The Welcome

Page 7 of 8

Seemingly only feet above the ground, so close she could see gray and dull blue rocks lining the yellow sand, the angle changed and she was now flying parallel to the boulders and canyons she felt she had almost slammed into.  The ground was mostly below her field of vision, with the majority of the wall filled with the purple glow she now knew to be some kind of clouds.  Although unable to see much of the landscape for reference, and with the clouds having only some slight definition, she still had the same sense of tremendous speed, moving faster than she ever could have imagined.  The angle tilted again, towards the ground but not at the dramatic dive she just escaped, and she saw a large mass of rubble taking the center of the screen.  
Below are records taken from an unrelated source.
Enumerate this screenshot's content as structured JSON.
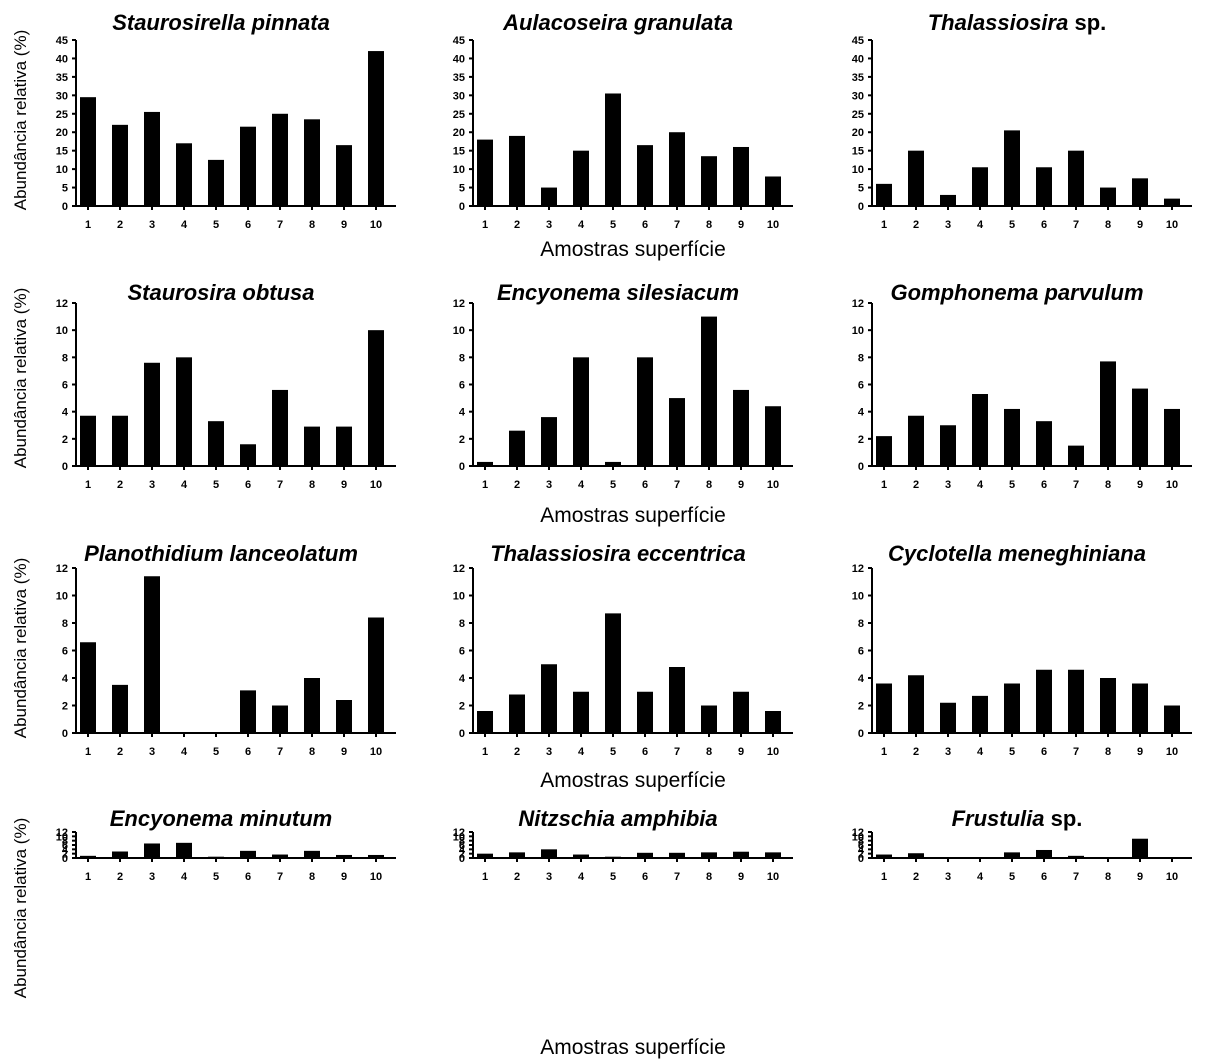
{
  "figure": {
    "ylabel": "Abundância relativa (%)",
    "xlabel": "Amostras superfície"
  },
  "chart_data": [
    {
      "type": "bar",
      "title_italic": "Staurosirella pinnata",
      "title_suffix": "",
      "ylabel": "Abundância relativa (%)",
      "xlabel": "",
      "ylim": [
        0,
        45
      ],
      "yticks": [
        0,
        5,
        10,
        15,
        20,
        25,
        30,
        35,
        40,
        45
      ],
      "categories": [
        "1",
        "2",
        "3",
        "4",
        "5",
        "6",
        "7",
        "8",
        "9",
        "10"
      ],
      "values": [
        29.5,
        22,
        25.5,
        17,
        12.5,
        21.5,
        25,
        23.5,
        16.5,
        42
      ]
    },
    {
      "type": "bar",
      "title_italic": "Aulacoseira granulata",
      "title_suffix": "",
      "ylabel": "",
      "xlabel": "Amostras superfície",
      "ylim": [
        0,
        45
      ],
      "yticks": [
        0,
        5,
        10,
        15,
        20,
        25,
        30,
        35,
        40,
        45
      ],
      "categories": [
        "1",
        "2",
        "3",
        "4",
        "5",
        "6",
        "7",
        "8",
        "9",
        "10"
      ],
      "values": [
        18,
        19,
        5,
        15,
        30.5,
        16.5,
        20,
        13.5,
        16,
        8
      ]
    },
    {
      "type": "bar",
      "title_italic": "Thalassiosira",
      "title_suffix": " sp.",
      "ylabel": "",
      "xlabel": "",
      "ylim": [
        0,
        45
      ],
      "yticks": [
        0,
        5,
        10,
        15,
        20,
        25,
        30,
        35,
        40,
        45
      ],
      "categories": [
        "1",
        "2",
        "3",
        "4",
        "5",
        "6",
        "7",
        "8",
        "9",
        "10"
      ],
      "values": [
        6,
        15,
        3,
        10.5,
        20.5,
        10.5,
        15,
        5,
        7.5,
        2
      ]
    },
    {
      "type": "bar",
      "title_italic": "Staurosira obtusa",
      "title_suffix": "",
      "ylabel": "Abundância relativa (%)",
      "xlabel": "",
      "ylim": [
        0,
        12
      ],
      "yticks": [
        0,
        2,
        4,
        6,
        8,
        10,
        12
      ],
      "categories": [
        "1",
        "2",
        "3",
        "4",
        "5",
        "6",
        "7",
        "8",
        "9",
        "10"
      ],
      "values": [
        3.7,
        3.7,
        7.6,
        8,
        3.3,
        1.6,
        5.6,
        2.9,
        2.9,
        10
      ]
    },
    {
      "type": "bar",
      "title_italic": "Encyonema  silesiacum",
      "title_suffix": "",
      "ylabel": "",
      "xlabel": "Amostras superfície",
      "ylim": [
        0,
        12
      ],
      "yticks": [
        0,
        2,
        4,
        6,
        8,
        10,
        12
      ],
      "categories": [
        "1",
        "2",
        "3",
        "4",
        "5",
        "6",
        "7",
        "8",
        "9",
        "10"
      ],
      "values": [
        0.3,
        2.6,
        3.6,
        8,
        0.3,
        8,
        5,
        11,
        5.6,
        4.4
      ]
    },
    {
      "type": "bar",
      "title_italic": "Gomphonema  parvulum",
      "title_suffix": "",
      "ylabel": "",
      "xlabel": "",
      "ylim": [
        0,
        12
      ],
      "yticks": [
        0,
        2,
        4,
        6,
        8,
        10,
        12
      ],
      "categories": [
        "1",
        "2",
        "3",
        "4",
        "5",
        "6",
        "7",
        "8",
        "9",
        "10"
      ],
      "values": [
        2.2,
        3.7,
        3,
        5.3,
        4.2,
        3.3,
        1.5,
        7.7,
        5.7,
        4.2
      ]
    },
    {
      "type": "bar",
      "title_italic": "Planothidium lanceolatum",
      "title_suffix": "",
      "ylabel": "Abundância relativa (%)",
      "xlabel": "",
      "ylim": [
        0,
        12
      ],
      "yticks": [
        0,
        2,
        4,
        6,
        8,
        10,
        12
      ],
      "categories": [
        "1",
        "2",
        "3",
        "4",
        "5",
        "6",
        "7",
        "8",
        "9",
        "10"
      ],
      "values": [
        6.6,
        3.5,
        11.4,
        0,
        0,
        3.1,
        2,
        4,
        2.4,
        8.4
      ]
    },
    {
      "type": "bar",
      "title_italic": "Thalassiosira eccentrica",
      "title_suffix": "",
      "ylabel": "",
      "xlabel": "Amostras superfície",
      "ylim": [
        0,
        12
      ],
      "yticks": [
        0,
        2,
        4,
        6,
        8,
        10,
        12
      ],
      "categories": [
        "1",
        "2",
        "3",
        "4",
        "5",
        "6",
        "7",
        "8",
        "9",
        "10"
      ],
      "values": [
        1.6,
        2.8,
        5,
        3,
        8.7,
        3,
        4.8,
        2,
        3,
        1.6
      ]
    },
    {
      "type": "bar",
      "title_italic": "Cyclotella meneghiniana",
      "title_suffix": "",
      "ylabel": "",
      "xlabel": "",
      "ylim": [
        0,
        12
      ],
      "yticks": [
        0,
        2,
        4,
        6,
        8,
        10,
        12
      ],
      "categories": [
        "1",
        "2",
        "3",
        "4",
        "5",
        "6",
        "7",
        "8",
        "9",
        "10"
      ],
      "values": [
        3.6,
        4.2,
        2.2,
        2.7,
        3.6,
        4.6,
        4.6,
        4,
        3.6,
        2
      ]
    },
    {
      "type": "bar",
      "title_italic": "Encyonema minutum",
      "title_suffix": "",
      "ylabel": "Abundância relativa (%)",
      "xlabel": "",
      "ylim": [
        0,
        12
      ],
      "yticks": [
        0,
        2,
        4,
        6,
        8,
        10,
        12
      ],
      "categories": [
        "1",
        "2",
        "3",
        "4",
        "5",
        "6",
        "7",
        "8",
        "9",
        "10"
      ],
      "values": [
        1,
        3,
        6.7,
        7,
        0.6,
        3.3,
        1.6,
        3.3,
        1.4,
        1.4
      ]
    },
    {
      "type": "bar",
      "title_italic": "Nitzschia amphibia",
      "title_suffix": "",
      "ylabel": "",
      "xlabel": "Amostras superfície",
      "ylim": [
        0,
        12
      ],
      "yticks": [
        0,
        2,
        4,
        6,
        8,
        10,
        12
      ],
      "categories": [
        "1",
        "2",
        "3",
        "4",
        "5",
        "6",
        "7",
        "8",
        "9",
        "10"
      ],
      "values": [
        2,
        2.6,
        4,
        1.6,
        0.6,
        2.4,
        2.4,
        2.6,
        2.9,
        2.6
      ]
    },
    {
      "type": "bar",
      "title_italic": "Frustulia",
      "title_suffix": " sp.",
      "ylabel": "",
      "xlabel": "",
      "ylim": [
        0,
        12
      ],
      "yticks": [
        0,
        2,
        4,
        6,
        8,
        10,
        12
      ],
      "categories": [
        "1",
        "2",
        "3",
        "4",
        "5",
        "6",
        "7",
        "8",
        "9",
        "10"
      ],
      "values": [
        1.6,
        2.2,
        0,
        0,
        2.6,
        3.7,
        1,
        0,
        8.9,
        0.3
      ]
    }
  ]
}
As impossible as she felt it could be, the landscape below passed faster, moving towards her quicker than she could fully comprehend, and still the pile of rubble lingered in the distance for several long seconds.  During these seconds, she again saw flashes of random images of people she had never met, faces she couldn't recognize, coming up only quick enough for her to notice the image had been displayed, then disappearing again into the distant remnants of some structure that was approaching faster and faster, but still very much in the distance.  The images sprang up quicker, more frequently, until the wall was a blur of faces and desert, a landscape moving past her at unbelievable speeds alternating with smiles and grimaces and tears of strangers.  Barely able to discern the landscape beyond this strange flipbook of people, she could see that it was still moving faster towards her, and gasped air for a scream she knew she'd never release as the broken chunks of some strange material filled the screen in between the random faces.  She braced herself against the wall of the hallway for an impact she knew would have no effect on her.

The images ceased, and the landscape turned to black as though someone had flipped a switch.  After the incomprehensible speed of only a moment before, she felt as though she were floating now, flying freely with no sense of gravity or winds.  As she floated though, she could tell it wasn't completely black; there was a dim light in the center of the wall, a dark blue glow that pulsed, getting brighter and dimmer at a steady, moderate pace.  She felt both terrified and awestruck, the glow was both utterly repugnant and breathtakingly beautiful.  And it was getting bigger.

It wasn't growing, she realized, but she was moving towards it, with just as much speed as she had traveled the alien landscape before.  And she felt something now, something real, something she could feel while sitting in her hallway and not just an optical illusion of motion.  She felt a profound pain, a sadness, mixed with an exuberant joy and pleasure.  It too both scared her and inspired her, and the feelings grew as the glow on the wall grew brighter and larger.  The mixture of feelings was so alien to her, so undefinable, that it tore on her sanity, pulling her in different directions, as the glowing object grew so bright and so large that the entire wall in front of her was covered in the light, now as deeply blue as an ocean created to be perfect by a Hollywood set designer.

In a sudden blackness deeper and more complete than the one leading to the blue glow, the joyful pain stopped, and she sat there, shaken and confused.